When I'm on call for general anesthesia the night varies tremendously. Overnight we manage any operations that are going on in the night (things that are emergent or just really long cases that went into the evening). We manage the post op recovery unit while people wake up from anesthesia. We preoperatively evaluate patients to assess the risks of general anesthesia and if each patient is safe to undergo surgery. We hold the Acute Pain Service phones and answer questions about uncontrolled pain, put in new pain blocks (epidurals or other nerve blocks), troubleshoot problems with epidurals, and take new consults. We hold the trauma pagers and attend every trauma for assistance with airway or drugs if needed (and make sure we are ready to go straight to the operating room if necessary). We hold another pager to attend every code blue in the hospital to respond to those and help with leading codes or otherwise managing the airways during code blues.
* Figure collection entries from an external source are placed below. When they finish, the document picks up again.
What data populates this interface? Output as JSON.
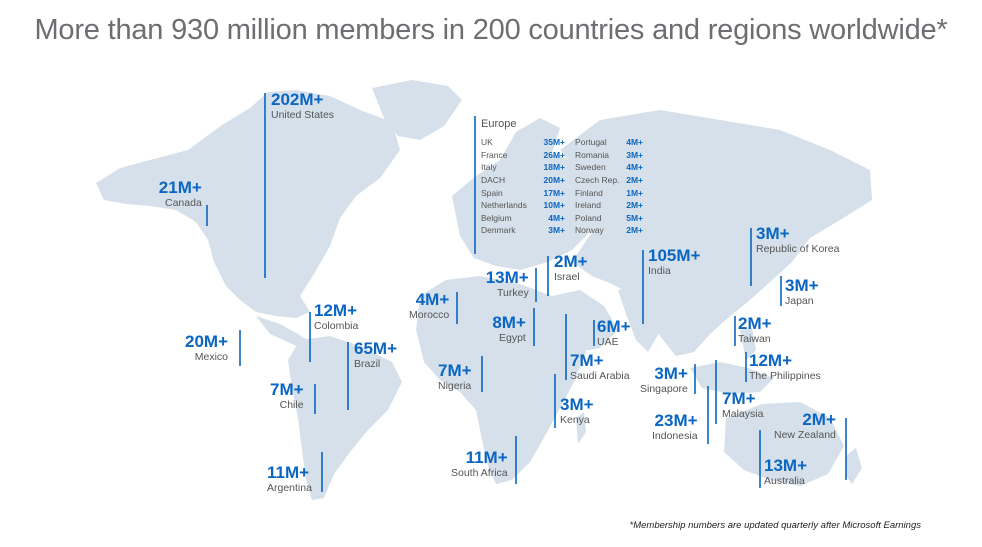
{
  "title": "More than 930 million members in 200 countries and regions worldwide*",
  "footnote": "*Membership numbers are updated quarterly after Microsoft Earnings",
  "colors": {
    "accent": "#0a66c2",
    "land": "#d6e0ea",
    "text": "#555555"
  },
  "markers": [
    {
      "id": "us",
      "count": "202M+",
      "name": "United States"
    },
    {
      "id": "canada",
      "count": "21M+",
      "name": "Canada"
    },
    {
      "id": "mexico",
      "count": "20M+",
      "name": "Mexico"
    },
    {
      "id": "colombia",
      "count": "12M+",
      "name": "Colombia"
    },
    {
      "id": "brazil",
      "count": "65M+",
      "name": "Brazil"
    },
    {
      "id": "chile",
      "count": "7M+",
      "name": "Chile"
    },
    {
      "id": "argentina",
      "count": "11M+",
      "name": "Argentina"
    },
    {
      "id": "morocco",
      "count": "4M+",
      "name": "Morocco"
    },
    {
      "id": "nigeria",
      "count": "7M+",
      "name": "Nigeria"
    },
    {
      "id": "south-africa",
      "count": "11M+",
      "name": "South Africa"
    },
    {
      "id": "egypt",
      "count": "8M+",
      "name": "Egypt"
    },
    {
      "id": "turkey",
      "count": "13M+",
      "name": "Turkey"
    },
    {
      "id": "israel",
      "count": "2M+",
      "name": "Israel"
    },
    {
      "id": "saudi",
      "count": "7M+",
      "name": "Saudi Arabia"
    },
    {
      "id": "kenya",
      "count": "3M+",
      "name": "Kenya"
    },
    {
      "id": "uae",
      "count": "6M+",
      "name": "UAE"
    },
    {
      "id": "india",
      "count": "105M+",
      "name": "India"
    },
    {
      "id": "singapore",
      "count": "3M+",
      "name": "Singapore"
    },
    {
      "id": "indonesia",
      "count": "23M+",
      "name": "Indonesia"
    },
    {
      "id": "malaysia",
      "count": "7M+",
      "name": "Malaysia"
    },
    {
      "id": "philippines",
      "count": "12M+",
      "name": "The Philippines"
    },
    {
      "id": "taiwan",
      "count": "2M+",
      "name": "Taiwan"
    },
    {
      "id": "korea",
      "count": "3M+",
      "name": "Republic of Korea"
    },
    {
      "id": "japan",
      "count": "3M+",
      "name": "Japan"
    },
    {
      "id": "australia",
      "count": "13M+",
      "name": "Australia"
    },
    {
      "id": "new-zealand",
      "count": "2M+",
      "name": "New Zealand"
    }
  ],
  "europe": {
    "title": "Europe",
    "col1": [
      {
        "country": "UK",
        "count": "35M+"
      },
      {
        "country": "France",
        "count": "26M+"
      },
      {
        "country": "Italy",
        "count": "18M+"
      },
      {
        "country": "DACH",
        "count": "20M+"
      },
      {
        "country": "Spain",
        "count": "17M+"
      },
      {
        "country": "Netherlands",
        "count": "10M+"
      },
      {
        "country": "Belgium",
        "count": "4M+"
      },
      {
        "country": "Denmark",
        "count": "3M+"
      }
    ],
    "col2": [
      {
        "country": "Portugal",
        "count": "4M+"
      },
      {
        "country": "Romania",
        "count": "3M+"
      },
      {
        "country": "Sweden",
        "count": "4M+"
      },
      {
        "country": "Czech Rep.",
        "count": "2M+"
      },
      {
        "country": "Finland",
        "count": "1M+"
      },
      {
        "country": "Ireland",
        "count": "2M+"
      },
      {
        "country": "Poland",
        "count": "5M+"
      },
      {
        "country": "Norway",
        "count": "2M+"
      }
    ]
  }
}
We also respond to every "stat intubation" where we are called to put in breathing tubes for patients in their hospital room who are failing from a respiratory standpoint or cannot protect their airway.
The night may be filled with operating room jobs like organ transplants lasting through the night, or traumas that may or may not go to the operating room, emergent Neuro operations after strokes or hemorrhages. Sometimes the night only has one or two operating room duties and is instead filled with a night of responding to patients with uncontrolled pain. Other times the code pager or stat intubation pager may go off every hour. It's a special combination and no night is the same.
There's no set time for anything to occur but call starts at 7am and ends at 7am the following day. I strongly dislike spending the night in the hospital, but of all the call shifts I've done, this one is by far my favorite. I'm always doing something exciting and I'm never bored or stuck doing a lot of paperwork. It's a lot of medicine, learning, life saving, and fun!